Of course, that’s not at all to slight Dunaway, who is as lovely in this picture as she has ever been and yet manages to keep her cool to such an extent that it is hard to tell, even as she insinuates herself deeper and deeper into Crown’s life, just who is playing whom.

Because that’s really what the film is. It’s about watching McQueen and Dunaway and their interactions. She wastes no time in letting him know that she is after him and he seems to be taking pleasure in finally having an opponent who is up to his intellectual level.

Both the actors and the characters are so charming that at times it’s hard to know, as an audience member just who to root for. Of course Crown is a crook, but there is always something appealing about the charming rogue.At the same time Anderson seems caught between her attraction to Crown and her duty to her employers and herself as an investigator.

I mentioned above that producer and director Norman Jewison incorporated a number of distinctive stylistic techniques, including split-screen into the film which gives it an interestingly modern look that goes beyond what most audiences of the day would expect to see in a typical Hollywood production. This appears to have come about as a result of McQueen having seen the film A Place to Stand at the 1967 World’s Fair and being so impressed by that film’s use of the technique that he convinced Jewison to incorporate it into Affair, even though he had already finished filming and was well on the way to having it completed.

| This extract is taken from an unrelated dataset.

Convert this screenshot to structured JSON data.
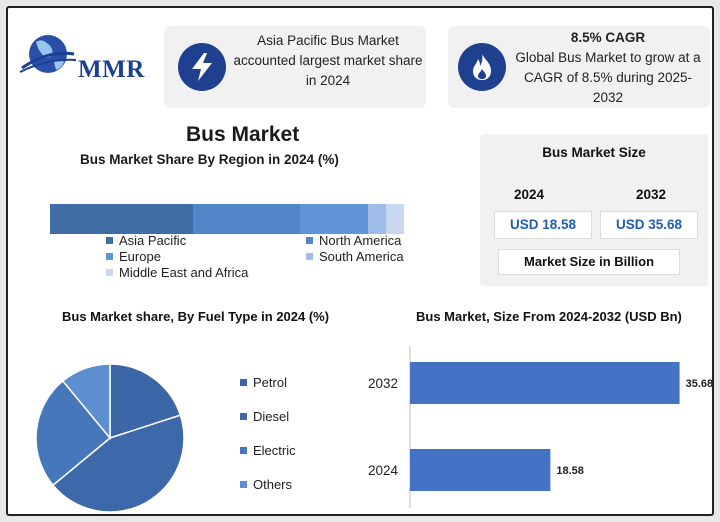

Michel Legrande’s score is also of note, not just, as mentioned above, due to it’s jazz-heavy stylings, but also because he actually wrote it as long pieces which were then cut and the film was then edited to match the music pieces with Legrande himself involved in the editing process along with Jewison and award-winning editor Hal Ashy, who of course went on to be an acclaimed director himself.

All of this serves to raise The Thomas Crown Affair above the light fluff that it might have been to give it a place among the best-remembered and most fun films of the year. If you haven’t seen it, or perhaps have only seen the 1999 remake with Pierce Brosnan and Rene Russo, I highly recommend checking it out.